Al Jazeera talks to Finns on the PM’s recent move and what role the Nordic country should play in EU’s refugee crisis.
A one-day strike in Finland halted public transportation and shut down ports nationwide on Friday as workers protested against government cutbacks aimed at trying to drag the Nordic country out of a three-year economic downturn.
Trains and city buses were not running. Finnair, the national carrier, cancelled about two dozen domestic flights and there were delays at airports, such as in Helsinki, where security staff briefly walked off.
The strike came after talks on a collective agreement on wages and working hours collapsed.
Three unions claiming to represent up to 2.2 million people – nearly half of Finland’s population of 5.5 million – are protesting government cutbacks, including limits to holiday benefits and overtime pay.
Juha Sipila’s government says the measures are necessary to improve Finland’s competitiveness, lift exports and investments, and create new jobs.
“The global economy has been growing for the last few years, but we have not managed to board that train,” Sipila said in a speech this week.

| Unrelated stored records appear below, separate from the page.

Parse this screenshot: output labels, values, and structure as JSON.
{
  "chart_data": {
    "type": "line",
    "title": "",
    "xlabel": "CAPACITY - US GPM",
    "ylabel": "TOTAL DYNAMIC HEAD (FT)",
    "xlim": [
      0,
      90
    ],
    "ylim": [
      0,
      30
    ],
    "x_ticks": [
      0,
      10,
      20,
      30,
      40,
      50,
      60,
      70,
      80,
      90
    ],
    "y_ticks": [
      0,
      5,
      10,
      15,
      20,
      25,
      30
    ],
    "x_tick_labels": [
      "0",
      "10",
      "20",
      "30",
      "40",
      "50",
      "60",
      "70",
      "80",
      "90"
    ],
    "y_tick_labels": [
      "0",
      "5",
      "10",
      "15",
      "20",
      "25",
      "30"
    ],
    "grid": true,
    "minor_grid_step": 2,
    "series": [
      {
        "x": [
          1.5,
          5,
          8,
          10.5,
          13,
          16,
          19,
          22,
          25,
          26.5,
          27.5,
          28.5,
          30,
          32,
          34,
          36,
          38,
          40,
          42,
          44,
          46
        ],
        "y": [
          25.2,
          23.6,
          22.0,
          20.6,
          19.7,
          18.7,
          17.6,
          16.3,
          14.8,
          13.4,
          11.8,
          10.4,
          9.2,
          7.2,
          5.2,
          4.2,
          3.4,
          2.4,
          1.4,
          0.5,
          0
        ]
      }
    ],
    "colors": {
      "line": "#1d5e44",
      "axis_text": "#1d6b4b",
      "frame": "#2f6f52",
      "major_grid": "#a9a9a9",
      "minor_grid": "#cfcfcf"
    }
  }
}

After taking office in May, the Finnish prime minister attempted to get the unions and employers’ organisations to agree on cuts as part of a so-called social contract, but the talks failed.
On Friday, he gave employers and unions until September 30 to agree on cuts before going to parliament.
Sipila heads a government comprising his Centre Party, the conservative National Coalition Party, and the populist Finns Party.